The forgotten spouse

 
A serious problem can occur when a couple occupies a home, but the reverse mortgage is taken out in only one spouse’s name. The way the rules are written, the second spouse could either be forced to vacate the home or pay off the loan when the first spouse dies or has to enter an extended care facility.
 
Many borrowers simply assume that under a reverse mortgage, both spouses will be able to use the home as long as they need to. But unless both are listed on the loan, that isn’t the case.
 

Overlooking taxes and maintenance

 
Many homeowners get the impression that they can never lose their home due to circumstances related to a reverse mortgage.
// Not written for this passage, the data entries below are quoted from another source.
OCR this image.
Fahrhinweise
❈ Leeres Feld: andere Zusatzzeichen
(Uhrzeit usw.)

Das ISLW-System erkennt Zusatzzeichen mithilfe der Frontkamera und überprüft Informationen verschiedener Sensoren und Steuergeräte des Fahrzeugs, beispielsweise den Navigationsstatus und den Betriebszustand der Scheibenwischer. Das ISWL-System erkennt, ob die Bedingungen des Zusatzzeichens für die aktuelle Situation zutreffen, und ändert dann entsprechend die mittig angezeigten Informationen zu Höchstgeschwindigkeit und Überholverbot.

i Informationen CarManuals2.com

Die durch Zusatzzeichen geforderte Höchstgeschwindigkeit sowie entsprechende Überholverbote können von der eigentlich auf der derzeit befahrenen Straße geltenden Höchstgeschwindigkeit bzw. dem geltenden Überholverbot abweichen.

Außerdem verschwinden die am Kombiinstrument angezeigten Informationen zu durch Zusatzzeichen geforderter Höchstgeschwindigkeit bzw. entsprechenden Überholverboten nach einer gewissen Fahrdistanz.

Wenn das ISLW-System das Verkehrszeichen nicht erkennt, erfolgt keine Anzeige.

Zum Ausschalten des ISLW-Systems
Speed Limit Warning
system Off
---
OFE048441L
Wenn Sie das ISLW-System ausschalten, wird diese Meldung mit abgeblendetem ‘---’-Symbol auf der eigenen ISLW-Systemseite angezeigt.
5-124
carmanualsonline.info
While that’s true with regard to declining equity and accumulated interest charges, there are two other things to look out for – taxes and maintenance.
 
With a reverse mortgage, you’re still obligated to keep up your tax payments and maintain the house in a manner that protects the mortgage company’s investment. If you don’t, you can still forfeit the property, either to the government or the lender.
 
Reverse mortgages can be a useful tool in requirement planning, and a much-needed source of revenue for retirees who don’t want to give up their homes. However, like any major financial transaction, they need to be approached with care. Consulting with an independent financial advisor beforehand, one who has no stake in whether or not you get a reverse mortgage, is strongly advised.